In sum, regardless of the language sometimes used by Congress and this Court, every form of preemption is based on a federal law that regulates the conduct of private actors, not the States. Once this is understood, it is clear that the PASPA provision prohibiting state authorization of sports gambling is not a preemption provision because there is no way in which this provision can be understood as a regulation of private actors. It certainly does not confer any federal rights on private actors interested in conducting sports gambling operations. (It does not give them a federal right to engage in sports gambling.) Nor does it impose any federal restrictions on private actors. If a private citizen or company started a sports gambling operation, either with or without state authorization, §3702(1) would not be violated and would not provide any ground for a civil action by the Attorney General or any other party. Thus, there is simply no way to understand the provision prohibiting state authorization as anything other than a direct command to the States. And that is exactly what the anticommandeering rule does not allow.
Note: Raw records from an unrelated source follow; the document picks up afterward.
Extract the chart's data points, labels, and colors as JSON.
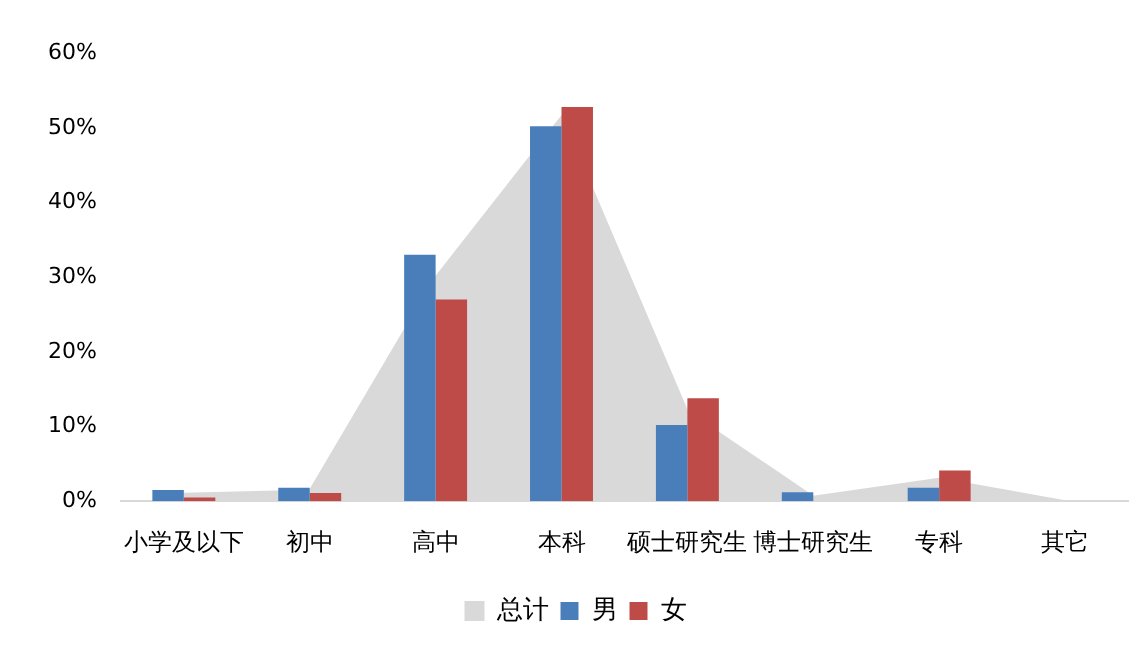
{
  "chart_data": {
    "type": "bar",
    "categories": [
      "小学及以下",
      "初中",
      "高中",
      "本科",
      "硕士研究生",
      "博士研究生",
      "专科",
      "其它"
    ],
    "series": [
      {
        "name": "总计",
        "type": "area",
        "color": "#d9d9d9",
        "values": [
          1.0,
          1.4,
          30,
          51.5,
          12,
          0.6,
          3,
          0
        ]
      },
      {
        "name": "男",
        "color": "#4a7ebb",
        "values": [
          1.5,
          1.8,
          33,
          50.2,
          10.2,
          1.2,
          1.8,
          0
        ]
      },
      {
        "name": "女",
        "color": "#be4b48",
        "values": [
          0.5,
          1.1,
          27,
          52.8,
          13.8,
          0,
          4.1,
          0
        ]
      }
    ],
    "ylim": [
      0,
      60
    ],
    "yticks": [
      {
        "value": 0,
        "label": "0%"
      },
      {
        "value": 10,
        "label": "10%"
      },
      {
        "value": 20,
        "label": "20%"
      },
      {
        "value": 30,
        "label": "30%"
      },
      {
        "value": 40,
        "label": "40%"
      },
      {
        "value": 50,
        "label": "50%"
      },
      {
        "value": 60,
        "label": "60%"
      }
    ],
    "grid": false,
    "legend": "bottom"
  }
}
A question posed by the majority opinion concerned the severability doctrine that the Supreme Court employed. Under this doctrine, if the Court finds a portion of a law passed by Congress to be unconstitutional, it must then review all other aspects of that law based on the intent of Congress to determine whether some or all of the law must be deemed unconstitutional. Alito and the five other justices who joined his opinion, excluding Breyer, believed that §§ 3701(1) was not severable from the remaining language of PASPA and therefore declared the entire law unconstitutional.

===Concurrences and dissent===
In a concurrence, Justice Thomas affirmed that the use of the severability doctrine was the right course of action in the decision but postulated that the Court should revisit the doctrine because it often requires hypothesizing as to the intent of Congress. Justice Breyer, in his concurring/dissenting opinion, disagreed with the court's opinion as to the issue of severability and believed that the rest of the law could remain. Justice Ruth Bader Ginsburg wrote the dissenting opinion, joined by Justice Sonia Sotomayor and in part by Breyer, which stated that the decision to overturn all of PASPA was excessive and based on a desire to legalize sports betting.

==Subsequent developments==

The oral arguments in the case were generally considered to have gone favorably towards New Jersey, and many commentators believed that the Supreme Court would find that PASPA was unconstitutional. In anticipation of the Court's ruling, several states began setting legislation in place to allow for legal sports gambling contingent on the results of the Supreme Court case. By June 5, 2018, Delaware became the first state other than Nevada to legalize sports gambling in the wake of the court decision. The New Jersey legislature had prepared a bill legalizing sports gambling prior to the Supreme Court ruling and upon the Court's decision formally introduced the bill the same day; the bill had undergone several revisions, and had passed both houses and signed into law by Governor Murphy by June 11, 2018.

In some cases, the leagues became involved in helping to establish the legislation to be favorable for them as well in the event that the court found for New Jersey. The professional leagues, like the NFL, NBA, and NHL, also indicated that they would agree to federally-regulated sports gambling and were preparing their teams, owners, and players for this possibility. The NCAA, representing non-professional players, was more vocal about such allowances unless gambling on college or amateur sports remained banned. The Supreme Court decision only impacted intrastate sports gambling schemes because interstate sports gambling remains illegal under the Federal Wire Act.

With the Court finding in favor of New Jersey, observers believed that its ruling would impact other current federal laws in place that potentially could be considered to have commandeered power from the states and other challenges related to the Tenth Amendment, such as gun ownership rights, immigration enforcement (such as penalizing sanctuary cities), and the legalization of marijuana under state law.